Quadraphonic performance of Mountain in February 2025. Photo Credit: Aaron Wharton

photo credit: Aaron Wharton

From fire records:

A socio-geographic trip along the Sierra in your mind, standout title track ‘Mountain (Part 1)’ is filled with romantic orchestral sweeps conjuring up an image of a vast landscape disrupted by a singular peak, while ‘…Part 2’ takes a more jagged path, traversing an angular ridge before steadying itself into a piece of Hermann-esque Hitchcock.

‘Mt Monadnock’ in New Hampshire is namechecked, while the ‘Enchanted Rock’ (a thunderous Einstürzende Neubauten-like reawakening of the senses played out on Graham’s signature booming orchestral drum) stands just outside of Austin, Texas, Reynolds’ home-base for over 30 years.

‘Mountain’ is America writ large, a soundscape for a big country, a place you can wander adrift, much like the main character in the 1945 Billy Wilder film The Lost Weekend, starring Ray Milland, that’s central to the track of the same name, a theme that’s expanded with classical grandeur and much melancholy, much later on the gorgeous ‘Lost Weekend (Revisited)’ that almost acts as a companion piece to some of Graham’s more familiar film Work.

Composed and performed by Graham Reynolds, with contributions from his rotating cast of musical compadres, the album was produced and mixed by mysterious English duo Peter Talisman.

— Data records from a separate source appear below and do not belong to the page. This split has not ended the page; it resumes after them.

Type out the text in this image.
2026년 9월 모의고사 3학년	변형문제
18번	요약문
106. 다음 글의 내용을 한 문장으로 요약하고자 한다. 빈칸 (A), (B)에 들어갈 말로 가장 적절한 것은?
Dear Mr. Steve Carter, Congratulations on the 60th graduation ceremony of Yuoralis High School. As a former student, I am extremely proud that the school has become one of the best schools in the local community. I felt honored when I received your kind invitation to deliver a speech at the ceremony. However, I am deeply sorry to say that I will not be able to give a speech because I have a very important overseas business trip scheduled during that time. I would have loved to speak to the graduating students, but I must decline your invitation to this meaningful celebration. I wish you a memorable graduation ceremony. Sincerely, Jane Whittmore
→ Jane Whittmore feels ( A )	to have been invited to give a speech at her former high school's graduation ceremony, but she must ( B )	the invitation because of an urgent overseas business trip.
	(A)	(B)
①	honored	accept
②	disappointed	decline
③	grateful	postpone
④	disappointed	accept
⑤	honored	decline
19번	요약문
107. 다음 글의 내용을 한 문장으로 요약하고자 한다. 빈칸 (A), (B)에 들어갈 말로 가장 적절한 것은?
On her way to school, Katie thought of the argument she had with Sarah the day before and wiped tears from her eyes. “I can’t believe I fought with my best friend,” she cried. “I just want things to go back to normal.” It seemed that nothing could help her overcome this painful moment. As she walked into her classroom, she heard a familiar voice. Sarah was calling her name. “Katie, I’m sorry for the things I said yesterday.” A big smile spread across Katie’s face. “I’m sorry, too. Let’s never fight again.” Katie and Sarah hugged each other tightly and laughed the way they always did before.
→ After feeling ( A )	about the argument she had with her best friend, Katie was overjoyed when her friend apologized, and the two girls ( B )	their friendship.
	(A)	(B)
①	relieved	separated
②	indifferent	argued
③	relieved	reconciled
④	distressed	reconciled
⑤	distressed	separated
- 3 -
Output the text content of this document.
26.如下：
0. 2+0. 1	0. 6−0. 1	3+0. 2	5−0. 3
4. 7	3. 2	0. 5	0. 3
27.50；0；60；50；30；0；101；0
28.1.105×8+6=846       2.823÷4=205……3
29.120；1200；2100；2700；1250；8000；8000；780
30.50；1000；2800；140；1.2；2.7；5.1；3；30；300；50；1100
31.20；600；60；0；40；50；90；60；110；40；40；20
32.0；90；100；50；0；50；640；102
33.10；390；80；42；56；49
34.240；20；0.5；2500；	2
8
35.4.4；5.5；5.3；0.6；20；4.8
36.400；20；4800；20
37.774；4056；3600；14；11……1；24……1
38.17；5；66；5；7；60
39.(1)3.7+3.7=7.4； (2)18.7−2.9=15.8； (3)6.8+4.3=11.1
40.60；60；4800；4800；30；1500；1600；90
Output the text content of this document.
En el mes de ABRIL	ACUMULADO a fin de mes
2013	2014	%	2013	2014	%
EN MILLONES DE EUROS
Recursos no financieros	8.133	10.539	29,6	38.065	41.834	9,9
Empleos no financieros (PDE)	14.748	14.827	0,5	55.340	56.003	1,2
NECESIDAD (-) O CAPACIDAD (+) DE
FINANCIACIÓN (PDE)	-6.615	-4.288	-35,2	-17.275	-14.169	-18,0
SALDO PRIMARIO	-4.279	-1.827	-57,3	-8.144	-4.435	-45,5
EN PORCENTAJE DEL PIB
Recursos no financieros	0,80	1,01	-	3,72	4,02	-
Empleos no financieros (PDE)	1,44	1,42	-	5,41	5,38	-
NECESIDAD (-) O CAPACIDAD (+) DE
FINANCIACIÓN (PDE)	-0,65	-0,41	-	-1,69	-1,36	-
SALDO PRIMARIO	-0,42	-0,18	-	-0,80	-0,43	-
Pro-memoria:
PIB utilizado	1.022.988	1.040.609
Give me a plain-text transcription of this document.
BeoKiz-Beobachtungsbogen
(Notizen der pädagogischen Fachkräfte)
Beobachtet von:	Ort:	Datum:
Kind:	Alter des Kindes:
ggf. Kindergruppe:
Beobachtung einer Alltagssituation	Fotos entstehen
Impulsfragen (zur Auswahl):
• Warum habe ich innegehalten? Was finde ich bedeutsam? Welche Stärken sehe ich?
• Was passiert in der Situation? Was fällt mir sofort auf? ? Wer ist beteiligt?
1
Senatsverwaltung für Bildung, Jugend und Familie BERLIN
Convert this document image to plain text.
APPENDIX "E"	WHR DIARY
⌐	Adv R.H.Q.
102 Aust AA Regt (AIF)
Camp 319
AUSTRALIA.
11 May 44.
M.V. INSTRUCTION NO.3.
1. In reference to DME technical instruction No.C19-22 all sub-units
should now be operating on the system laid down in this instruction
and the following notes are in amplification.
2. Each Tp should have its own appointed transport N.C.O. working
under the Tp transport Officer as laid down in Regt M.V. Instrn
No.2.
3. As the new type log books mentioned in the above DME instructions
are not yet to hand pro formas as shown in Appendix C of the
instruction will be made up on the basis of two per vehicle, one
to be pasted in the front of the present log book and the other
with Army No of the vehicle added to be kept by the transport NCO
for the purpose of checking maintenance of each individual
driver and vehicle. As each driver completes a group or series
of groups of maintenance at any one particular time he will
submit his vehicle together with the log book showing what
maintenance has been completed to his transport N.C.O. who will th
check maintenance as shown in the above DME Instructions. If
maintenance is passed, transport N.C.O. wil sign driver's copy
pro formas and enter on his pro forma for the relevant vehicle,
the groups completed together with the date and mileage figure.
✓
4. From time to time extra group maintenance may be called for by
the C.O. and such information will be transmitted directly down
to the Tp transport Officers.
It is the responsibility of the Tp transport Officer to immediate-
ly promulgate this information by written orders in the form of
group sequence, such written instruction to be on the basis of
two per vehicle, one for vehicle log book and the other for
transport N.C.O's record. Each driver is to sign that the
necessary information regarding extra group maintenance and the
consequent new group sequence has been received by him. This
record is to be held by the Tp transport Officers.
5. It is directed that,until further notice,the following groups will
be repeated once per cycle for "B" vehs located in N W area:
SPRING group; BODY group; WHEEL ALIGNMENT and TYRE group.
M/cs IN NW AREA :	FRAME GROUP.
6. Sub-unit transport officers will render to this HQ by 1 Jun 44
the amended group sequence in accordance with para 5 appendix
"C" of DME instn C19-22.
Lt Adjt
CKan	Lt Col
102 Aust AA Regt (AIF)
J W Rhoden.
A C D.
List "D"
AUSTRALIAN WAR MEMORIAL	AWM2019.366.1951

There are surprises throughout the album as Austin neighbour Jad Fair (Half Japanese) pops up with backing vocals along with Italian chanteuse Marta del Grandi whose evocative words on ‘Linger In Silence’ spark a wonderful re-awakening of the exquisite seven-minute stand-out ‘Prophet Harmonic’.

Reynolds stretches his repertoire across widescreen Texan vistas with jittery interludes of anarchy.